Necrophilia is a taboo subject, one of the darkest, basest actions a man, or woman, can engage in. It disturbed me to no end, gave me nightmares and writer’s block, and I often thought of abandoning the topic and staying with something less…disturbing.

But when I stumbled across a Web site that discussed the use of narcotics in rape and the subsequent diagnosis of necrophilia, I knew I needed to explore that territory. It was difficult, but with fascinating aspects. Anytime you have a killer who goes off the beaten path, who gets intimate with their victim either through sex or with a specific hand weapon, like a knife, the cases are going to be a bit more bizarre.

The extensive research led me to a few conclusions. Yes, it would be possible, perhaps even likely to have identical-twin serial killers, especially if those men were separated soon after birth. Yes, their pathological growth would parallel one another. In this case, I felt it too horrific to have two killers working independently of each other and chose to have the alpha twin guiding the beta. It’s one of the things that allowed me to sleep at night.

Many of the Louise Wise Services’ twin separation psychological studies won’t be released to the public until 2066. There is something in those reports. Something that the myriad psychiatrists, psychologists, counselors and other doctors involved in the studies didn’t want their subjects to know. Were they hiding their own guilt at separating children who should have been together? Did the testing go awry? Did they find the key to our evolution, or that nature trumps nurture? Vice versa? The questions abound.

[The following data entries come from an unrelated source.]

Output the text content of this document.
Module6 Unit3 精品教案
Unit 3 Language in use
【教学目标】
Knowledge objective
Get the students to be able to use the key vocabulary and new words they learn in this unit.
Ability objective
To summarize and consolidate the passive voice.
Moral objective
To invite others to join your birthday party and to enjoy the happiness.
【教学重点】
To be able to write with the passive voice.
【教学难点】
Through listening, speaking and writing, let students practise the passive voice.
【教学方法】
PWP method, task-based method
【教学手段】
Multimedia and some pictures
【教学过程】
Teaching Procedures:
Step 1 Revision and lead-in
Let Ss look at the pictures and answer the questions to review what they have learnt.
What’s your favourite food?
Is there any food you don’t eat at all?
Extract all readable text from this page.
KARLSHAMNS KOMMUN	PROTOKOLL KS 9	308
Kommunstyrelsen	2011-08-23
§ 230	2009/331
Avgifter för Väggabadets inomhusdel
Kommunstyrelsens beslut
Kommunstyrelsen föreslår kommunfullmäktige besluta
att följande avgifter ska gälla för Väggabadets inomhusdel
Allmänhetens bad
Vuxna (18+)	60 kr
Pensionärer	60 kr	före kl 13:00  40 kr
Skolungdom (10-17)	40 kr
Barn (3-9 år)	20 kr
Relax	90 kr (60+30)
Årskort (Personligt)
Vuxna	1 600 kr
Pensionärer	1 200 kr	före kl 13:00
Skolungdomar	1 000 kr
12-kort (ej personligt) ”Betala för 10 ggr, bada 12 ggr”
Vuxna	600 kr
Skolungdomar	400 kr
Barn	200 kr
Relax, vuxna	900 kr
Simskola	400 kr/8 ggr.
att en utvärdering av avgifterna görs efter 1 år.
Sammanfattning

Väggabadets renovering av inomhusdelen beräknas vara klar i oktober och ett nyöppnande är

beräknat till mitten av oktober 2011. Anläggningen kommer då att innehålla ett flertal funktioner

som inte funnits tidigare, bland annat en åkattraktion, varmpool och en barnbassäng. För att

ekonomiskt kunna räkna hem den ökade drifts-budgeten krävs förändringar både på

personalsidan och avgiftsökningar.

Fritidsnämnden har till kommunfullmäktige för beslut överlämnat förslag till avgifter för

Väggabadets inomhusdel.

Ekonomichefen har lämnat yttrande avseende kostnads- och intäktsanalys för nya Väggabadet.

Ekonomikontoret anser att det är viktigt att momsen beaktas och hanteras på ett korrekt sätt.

Whether they prove or disprove nature versus nurture, for the purposes of this work of fiction, I’ve chosen to think like a mystery writer and assume they are hiding a bombshell in the reports, a secret so inflammatory that they don’t want anyone to know.

Perhaps there is a real-life Tommaso and Gavin among their study subjects. Perhaps genetics are unreliable, and our environment plays the largest role in determining our outcomes. Or maybe, just maybe, there is a predisposition to kill. A killer gene.

With that in mind, I’ve done my best not to strain credulity too much. I hope you’ll forgive a writer her overactive imagination.